The Job Openings and Labor Turnover (JOLT) report for April was released by the Bureau of Labor Statistics this week. Its data on construction employment shows continued churning in that segment of the construction job market although the overall trend is for job growth.
There is also a recent blog post on the JOLT report for the job market segment which includes multifamily employment. It can be found here.
Construction is different
The first chart shows the turn over in the construction job market. Since the monthly data is volatile, it looks at the averages of the figures reported for the past three months.
The striking thing about this chart is the relationship between job openings and hires. In most occupations, the total number of hires in a month are less than the number of job openings remaining at the end of the month. Not so for construction where the number of hires is significantly higher than the month-end job openings. This indicates that construction workers are taken on relatively quickly compared to workers in other occupations.
Another difference in the construction labor market highlighted by this chart is the higher level of worker separations compared to other occupations. More on that in the next chart.

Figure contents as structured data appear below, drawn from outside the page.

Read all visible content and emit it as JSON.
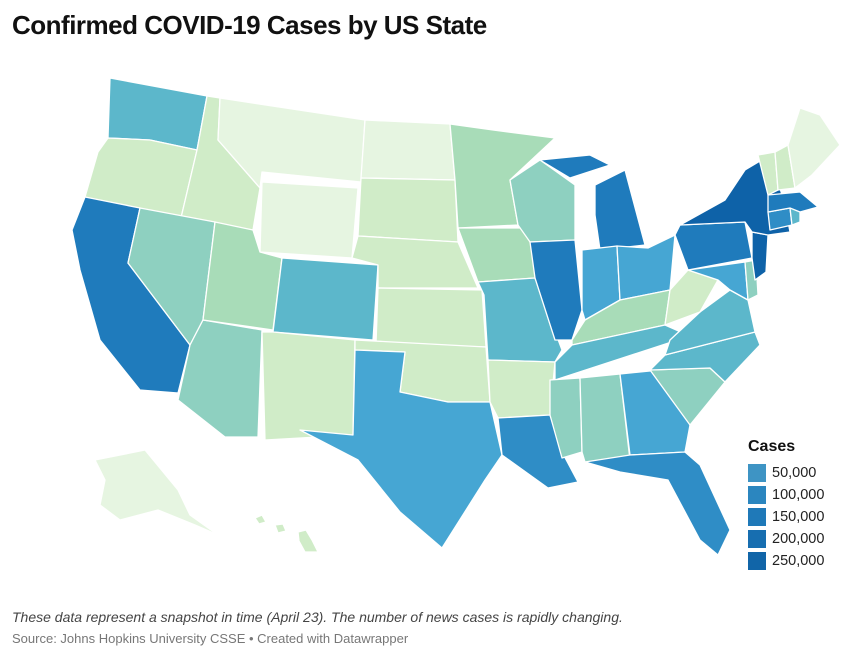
{
  "title": "Confirmed COVID-19 Cases by US State",
  "note": "These data represent a snapshot in time (April 23). The number of news cases is rapidly changing.",
  "source": "Source: Johns Hopkins University CSSE • Created with Datawrapper",
  "legend": {
    "title": "Cases",
    "items": [
      {
        "label": "50,000",
        "color": "#3e94c4"
      },
      {
        "label": "100,000",
        "color": "#2b86bf"
      },
      {
        "label": "150,000",
        "color": "#1f79b8"
      },
      {
        "label": "200,000",
        "color": "#176eb0"
      },
      {
        "label": "250,000",
        "color": "#1165a8"
      }
    ]
  },
  "palette": {
    "c0": "#e6f5e1",
    "c1": "#d0ecc8",
    "c2": "#a8dcb8",
    "c3": "#8ed0c0",
    "c4": "#5cb7cb",
    "c5": "#46a6d3",
    "c6": "#2f8dc6",
    "c7": "#1f7bbc",
    "c8": "#0e62a8"
  },
  "states": [
    {
      "name": "WA",
      "shade": "c4"
    },
    {
      "name": "OR",
      "shade": "c1"
    },
    {
      "name": "CA",
      "shade": "c7"
    },
    {
      "name": "ID",
      "shade": "c1"
    },
    {
      "name": "NV",
      "shade": "c3"
    },
    {
      "name": "AZ",
      "shade": "c3"
    },
    {
      "name": "MT",
      "shade": "c0"
    },
    {
      "name": "WY",
      "shade": "c0"
    },
    {
      "name": "UT",
      "shade": "c2"
    },
    {
      "name": "CO",
      "shade": "c4"
    },
    {
      "name": "NM",
      "shade": "c1"
    },
    {
      "name": "ND",
      "shade": "c0"
    },
    {
      "name": "SD",
      "shade": "c1"
    },
    {
      "name": "NE",
      "shade": "c1"
    },
    {
      "name": "KS",
      "shade": "c1"
    },
    {
      "name": "OK",
      "shade": "c1"
    },
    {
      "name": "TX",
      "shade": "c5"
    },
    {
      "name": "MN",
      "shade": "c2"
    },
    {
      "name": "IA",
      "shade": "c2"
    },
    {
      "name": "MO",
      "shade": "c4"
    },
    {
      "name": "AR",
      "shade": "c1"
    },
    {
      "name": "LA",
      "shade": "c6"
    },
    {
      "name": "WI",
      "shade": "c3"
    },
    {
      "name": "IL",
      "shade": "c7"
    },
    {
      "name": "MI",
      "shade": "c7"
    },
    {
      "name": "IN",
      "shade": "c5"
    },
    {
      "name": "OH",
      "shade": "c5"
    },
    {
      "name": "KY",
      "shade": "c2"
    },
    {
      "name": "TN",
      "shade": "c4"
    },
    {
      "name": "MS",
      "shade": "c3"
    },
    {
      "name": "AL",
      "shade": "c3"
    },
    {
      "name": "GA",
      "shade": "c5"
    },
    {
      "name": "FL",
      "shade": "c6"
    },
    {
      "name": "SC",
      "shade": "c3"
    },
    {
      "name": "NC",
      "shade": "c4"
    },
    {
      "name": "VA",
      "shade": "c4"
    },
    {
      "name": "WV",
      "shade": "c1"
    },
    {
      "name": "MD",
      "shade": "c5"
    },
    {
      "name": "DE",
      "shade": "c3"
    },
    {
      "name": "PA",
      "shade": "c7"
    },
    {
      "name": "NJ",
      "shade": "c8"
    },
    {
      "name": "NY",
      "shade": "c8"
    },
    {
      "name": "CT",
      "shade": "c6"
    },
    {
      "name": "RI",
      "shade": "c4"
    },
    {
      "name": "MA",
      "shade": "c7"
    },
    {
      "name": "VT",
      "shade": "c1"
    },
    {
      "name": "NH",
      "shade": "c1"
    },
    {
      "name": "ME",
      "shade": "c0"
    },
    {
      "name": "AK",
      "shade": "c0"
    },
    {
      "name": "HI",
      "shade": "c1"
    }
  ]
}
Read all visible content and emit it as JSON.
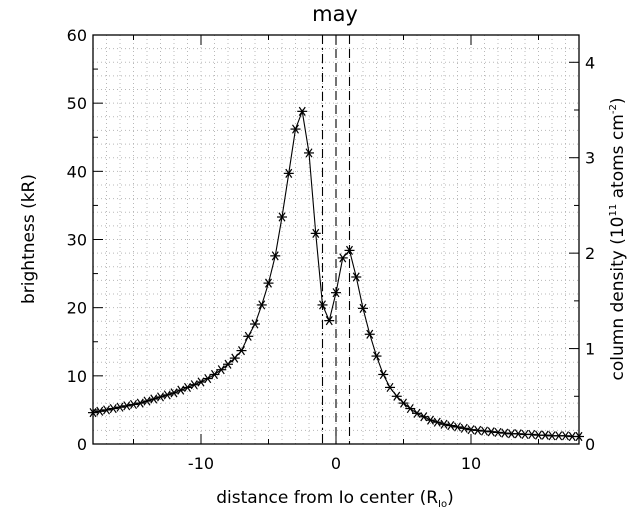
{
  "chart_data": {
    "type": "line",
    "title": "may",
    "xlabel": {
      "text": "distance from Io center (R",
      "subscript": "Io",
      "suffix": ")"
    },
    "ylabel_left": "brightness (kR)",
    "ylabel_right": {
      "text": "column density (10",
      "sup1": "11",
      "mid": " atoms cm",
      "sup2": "-2",
      "suffix": ")"
    },
    "xlim": [
      -18,
      18
    ],
    "ylim_left": [
      0,
      60
    ],
    "ylim_right": [
      0,
      4.286
    ],
    "x_ticks": [
      -10,
      0,
      10
    ],
    "x_tick_labels": [
      "-10",
      "0",
      "10"
    ],
    "y_ticks_left": [
      0,
      10,
      20,
      30,
      40,
      50,
      60
    ],
    "y_tick_labels_left": [
      "0",
      "10",
      "20",
      "30",
      "40",
      "50",
      "60"
    ],
    "y_ticks_right": [
      0,
      1,
      2,
      3,
      4
    ],
    "y_tick_labels_right": [
      "0",
      "1",
      "2",
      "3",
      "4"
    ],
    "grid": "dotted",
    "marker": "asterisk",
    "vertical_lines": [
      {
        "x": -1.0,
        "style": "dashdot"
      },
      {
        "x": 0.0,
        "style": "dashed"
      },
      {
        "x": 1.0,
        "style": "dashed"
      }
    ],
    "x": [
      -18.0,
      -17.5,
      -17.0,
      -16.5,
      -16.0,
      -15.5,
      -15.0,
      -14.5,
      -14.0,
      -13.5,
      -13.0,
      -12.5,
      -12.0,
      -11.5,
      -11.0,
      -10.5,
      -10.0,
      -9.5,
      -9.0,
      -8.5,
      -8.0,
      -7.5,
      -7.0,
      -6.5,
      -6.0,
      -5.5,
      -5.0,
      -4.5,
      -4.0,
      -3.5,
      -3.0,
      -2.5,
      -2.0,
      -1.5,
      -1.0,
      -0.5,
      0.0,
      0.5,
      1.0,
      1.5,
      2.0,
      2.5,
      3.0,
      3.5,
      4.0,
      4.5,
      5.0,
      5.5,
      6.0,
      6.5,
      7.0,
      7.5,
      8.0,
      8.5,
      9.0,
      9.5,
      10.0,
      10.5,
      11.0,
      11.5,
      12.0,
      12.5,
      13.0,
      13.5,
      14.0,
      14.5,
      15.0,
      15.5,
      16.0,
      16.5,
      17.0,
      17.5,
      18.0
    ],
    "series": [
      {
        "values": [
          4.6,
          4.8,
          5.0,
          5.2,
          5.4,
          5.6,
          5.8,
          6.0,
          6.3,
          6.6,
          6.9,
          7.2,
          7.5,
          7.9,
          8.3,
          8.7,
          9.1,
          9.6,
          10.2,
          10.9,
          11.7,
          12.6,
          13.7,
          15.8,
          17.6,
          20.4,
          23.6,
          27.6,
          33.3,
          39.7,
          46.2,
          48.8,
          42.7,
          30.9,
          20.4,
          18.1,
          22.2,
          27.3,
          28.4,
          24.5,
          19.9,
          16.1,
          12.9,
          10.2,
          8.3,
          7.0,
          6.0,
          5.2,
          4.5,
          4.0,
          3.5,
          3.2,
          2.9,
          2.7,
          2.5,
          2.3,
          2.1,
          2.0,
          1.9,
          1.8,
          1.7,
          1.6,
          1.5,
          1.5,
          1.4,
          1.4,
          1.3,
          1.3,
          1.2,
          1.2,
          1.2,
          1.1,
          1.1
        ]
      }
    ]
  }
}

The second chart, below, shows the reasons for job separations in the construction industry compared to the reasons for all private sector employment. The striking thing about this chart is how layoffs and involuntary terminations drive job separations in construction. The business model in the industry seems to be to bring in people to work on a specific project and to let them go when the project is over. Since lots of hiring is going on all of the time, workers have an opportunity to catch on at some other project when they are let go.
The last chart shows the month by month reports on construction job openings, hires and separations. It also shows a calculation of job growth, which is just hires minus separations. It shows that, despite the churn in the construction job market, the overall number of construction jobs has been on a growth trend. In fact, another report from the BLS indicated that overall construction employment is up 4.1 percent since May, 2017 and residential construction employment is up 5.9 percent over the same time frame.